Making this situation perplexing is the fact that the Islamic world really doesn’t have a legitimate quarrel with us. Okay, they don’t like our support of Israel, but that is a wholly inadequate reason to launch a war. Apart from the U.S.-Israel alliance, the Muslim world has nothing to complain about—during the Cold War, America gave a great deal of aid to the Afghan mujahideen in their fight against their Soviet opponents. In the Gulf War, the U.S. came to the aid of tiny Islamic Kuwait against Saddam Hussein. During the Nineties, America went to war in Kosovo in part to aid Albanian Muslims. The U.S. has treated Muslims well, and they have nothing to complain about.

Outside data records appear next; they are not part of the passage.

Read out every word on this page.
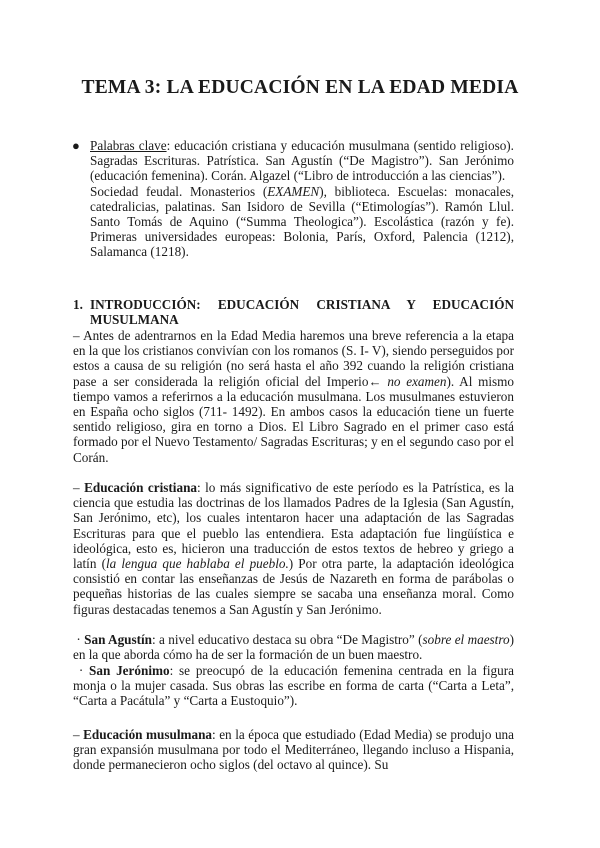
TEMA 3: LA EDUCACIÓN EN LA EDAD MEDIA
● Palabras clave: educación cristiana y educación musulmana (sentido religioso). Sagradas Escrituras. Patrística. San Agustín (“De Magistro”). San Jerónimo (educación femenina). Corán. Algazel (“Libro de introducción a las ciencias”).
Sociedad feudal. Monasterios (EXAMEN), biblioteca. Escuelas: monacales, catedralicias, palatinas. San Isidoro de Sevilla (“Etimologías”). Ramón Llul. Santo Tomás de Aquino (“Summa Theologica”). Escolástica (razón y fe). Primeras universidades europeas: Bolonia, París, Oxford, Palencia (1212), Salamanca (1218).
1. INTRODUCCIÓN: EDUCACIÓN CRISTIANA Y EDUCACIÓN MUSULMANA

– Antes de adentrarnos en la Edad Media haremos una breve referencia a la etapa en la que los cristianos convivían con los romanos (S. I- V), siendo perseguidos por estos a causa de su religión (no será hasta el año 392 cuando la religión cristiana pase a ser considerada la religión oficial del Imperio← no examen). Al mismo tiempo vamos a referirnos a la educación musulmana. Los musulmanes estuvieron en España ocho siglos (711- 1492). En ambos casos la educación tiene un fuerte sentido religioso, gira en torno a Dios. El Libro Sagrado en el primer caso está formado por el Nuevo Testamento/ Sagradas Escrituras; y en el segundo caso por el Corán.

– Educación cristiana: lo más significativo de este período es la Patrística, es la ciencia que estudia las doctrinas de los llamados Padres de la Iglesia (San Agustín, San Jerónimo, etc), los cuales intentaron hacer una adaptación de las Sagradas Escrituras para que el pueblo las entendiera. Esta adaptación fue lingüística e ideológica, esto es, hicieron una traducción de estos textos de hebreo y griego a latín (la lengua que hablaba el pueblo.) Por otra parte, la adaptación ideológica consistió en contar las enseñanzas de Jesús de Nazareth en forma de parábolas o pequeñas historias de las cuales siempre se sacaba una enseñanza moral. Como figuras destacadas tenemos a San Agustín y San Jerónimo.

· San Agustín: a nivel educativo destaca su obra “De Magistro” (sobre el maestro) en la que aborda cómo ha de ser la formación de un buen maestro.

· San Jerónimo: se preocupó de la educación femenina centrada en la figura monja o la mujer casada. Sus obras las escribe en forma de carta (“Carta a Leta”, “Carta a Pacátula” y “Carta a Eustoquio”).

– Educación musulmana: en la época que estudiado (Edad Media) se produjo una gran expansión musulmana por todo el Mediterráneo, llegando incluso a Hispania, donde permanecieron ocho siglos (del octavo al quince). Su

Hitler was more justified in invading Poland than Osama bin Laden was in attacking the U.S. on 9/11.
So, to sum things up: radical Islam slaughters thousands of innocents for absolutely no reason. It kills indiscriminately and without mercy. In addition, it is to blame for a great deal of suffering around the world, and is guilty of untold numbers of human rights abuses. It opposes women’s rights, freedom of religion, and any form of dissent.
On the other hand, the United States waterboards terrorists sometimes.
The two sides are not morally equivalent. America makes mistakes and commits injustices. But its role as a force for good so much outweighs its moral weaknesses that any attempt to suggest that radical Islam and America have anything in common is simply a disgraceful slander. Instead of worrying about possible American torture, perhaps liberals should focus on the numerous crimes committed by radical Islam.